IgA Nephropathy: An Interesting Autoimmune Kidney Disease

Abstract

Immunoglobulin A nephropathy (IgAN) is the most common primary glomerulonephritis worldwide. It is a leading cause of chronic kidney disease and progresses to end-stage kidney disease in up to 40% of patients about 20 years after diagnosis. Additionally, IgAN is associated with significant mortality. The diagnosis currently necessitates a kidney biopsy, as no biomarker sufficiently specific and sensitive is available to supplant the procedure. Patients display significant heterogeneity in the epidemiology, clinical manifestations, renal progression, and long-term outcomes across diverse racial and ethnic populations. Recent advances in understanding the underlying pathophysiology of the disease have led to the proposal of a four-hit hypothesis supporting an autoimmune process. To date, there is no disease-specific treatment but, with a better understanding of the disease pathogenesis, new therapeutic approaches are currently being tested in clinical trials. In this review, we examine the multiple facets and most recent advances of this interesting disease.

Keywords: Autoimmune disease; Galactose-deficient IgA1; Glomerulonephritis; IgA nephropathy; IgA vasculitis.

Figure 1.. Pathological Characteristics of IgAN.

Panel A (Periodic acid-Schiff Hematoxylin stain x40) shows a glomerulus with increased mesangial matrix and cellularity (> 3 cells in a mesangial area), without endocapillary proliferation or crescent formation. Panel B (Jones silver stain x40) shows a glomerulus with early fibrocellular crescent (asterisks) and segmental sclerotic lesions with obliterated capillary lumina (arrows) that are entrapped within the circumferential crescent. Panel C (immunofluorescence stain with fluorescein-conjugated anti-IgA antibodies x40) shows near global, granular, staining for IgA limited to the mesangium. Panel D is an electron micrograph of a mesangial area with large electron-dense immune complex deposits in the expanded mesangium (asterisks).
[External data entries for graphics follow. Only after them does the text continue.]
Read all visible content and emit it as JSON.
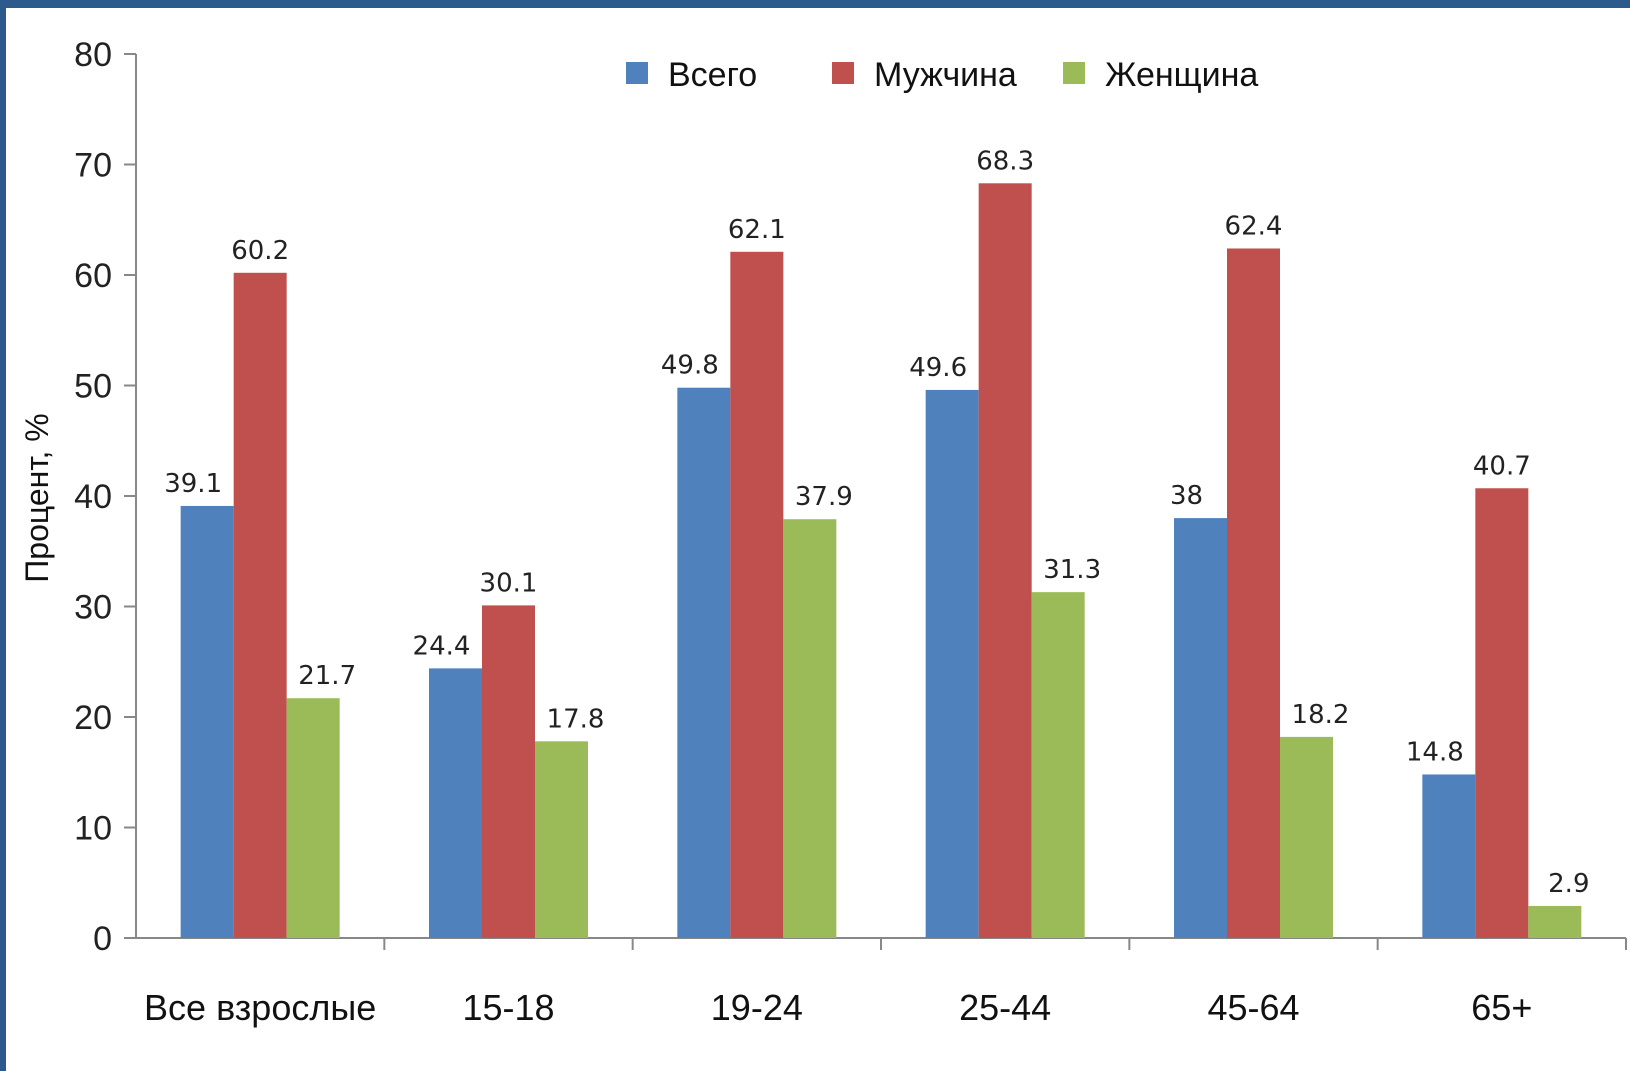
{
  "chart_data": {
    "type": "bar",
    "ylabel": "Процент, %",
    "ylim": [
      0,
      80
    ],
    "yticks": [
      "0",
      "10",
      "20",
      "30",
      "40",
      "50",
      "60",
      "70",
      "80"
    ],
    "categories": [
      "Все взрослые",
      "15-18",
      "19-24",
      "25-44",
      "45-64",
      "65+"
    ],
    "legend_position": "top",
    "series": [
      {
        "name": "Всего",
        "color": "#4f81bd",
        "values": [
          39.1,
          24.4,
          49.8,
          49.6,
          38,
          14.8
        ],
        "labels": [
          "39.1",
          "24.4",
          "49.8",
          "49.6",
          "38",
          "14.8"
        ]
      },
      {
        "name": "Мужчина",
        "color": "#c0504d",
        "values": [
          60.2,
          30.1,
          62.1,
          68.3,
          62.4,
          40.7
        ],
        "labels": [
          "60.2",
          "30.1",
          "62.1",
          "68.3",
          "62.4",
          "40.7"
        ]
      },
      {
        "name": "Женщина",
        "color": "#9bbb59",
        "values": [
          21.7,
          17.8,
          37.9,
          31.3,
          18.2,
          2.9
        ],
        "labels": [
          "21.7",
          "17.8",
          "37.9",
          "31.3",
          "18.2",
          "2.9"
        ]
      }
    ]
  }
}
Figure 2.. Structure of Human IgA1 and O-glycosylation of the IgA1 Hinge Region.

IgA exists in several molecular forms in the circulation: monomers, dimers, trimers, large polymers, secretory IgA, as well as bound in immune complexes. The figure depicts an IgA1 monomer. Each heavy chain has a N-linked (attached to a nitrogen molecule in asparagine) glycan (carbohydrate) side chains (orange) in the second and third constant-region domains (Cα2 and Cα3) and clustered O-glycans (attached to an oxygen molecule in serine or threonine; blue) in the hinge region between the first and second constant-region domains (Cα1 and Cα2). This hinge region in the IgA1 molecule has 9 threonine and serine residues to some of which a glycan can attach. The composition and number of the O-glycans vary considerably among the IgA1 molecules in an individual, creating microheterogeneity for the hinge region structure. The IgA1 hinge region usually has 3 to 6 O-linked glycans. When compared with healthy individuals, patients with IgAN have more of circulating IgA1 molecules with less galactose (galactose-deficient IgA1). The monomer depicted has five O-linked glycans at each of the two hinge regions. (A) O-linked glycan synthesis proceeds in a stepwise fashion, starting with attachment of N-acetylgalactosamine to a hinge-region serine or threonine amino acid. (B) The glycan is typically extended by attachment of galactose to N-acetylgalactosamine by the core 1 β1,3-galactosyltransferase (C1GALT1) enzyme whose activity is stabilized by a molecular chaperone, C1GALT1C1 (also called COSMC). (C, D) Sialic acid (N-acetylneuraminic acid) can be attached to N-acetylgalactosamine, galactose, or both. (E) If sialic acid is attached to N-acetylgalactosamine prior to attachment of galactose, subsequent attachment of galactose is not possible. An imbalance in the activities or expression of specific glycosyltransferases in IgA1-producing cells of patients with IgAN accounts for the increased production of galactose-deficient O-linked glycans in the IgA1 hinge region. Cα denotes constant-region domain on alpha heavy chain; CL, constant-region domain on light chain; VH, variable region on heavy chain; and VL, variable region on light chain. Fab, fragment antigen-binding; Fc, fragment crystallizable region, GalNAc, N-acetylgalactosamine; Gal, galactose; Pro, proline; Val, valine; Ser, serine; Thr, threonine; Cys, cysteine.

Figure 3.. Multi-Hit Hypothesis for Pathogenesis of IgAN.

Increased levels of circulatory galactose-deficient IgA1 (Hit 1) are recognized as an autoantigen by autoantibodies (either IgG or IgA, but mostly of the IgG subclass; Hit 2) that leads to formation of pathologic immune complexes (Hit 3), some of which accumulate in the glomeruli and induce kidney injury (Hit 4).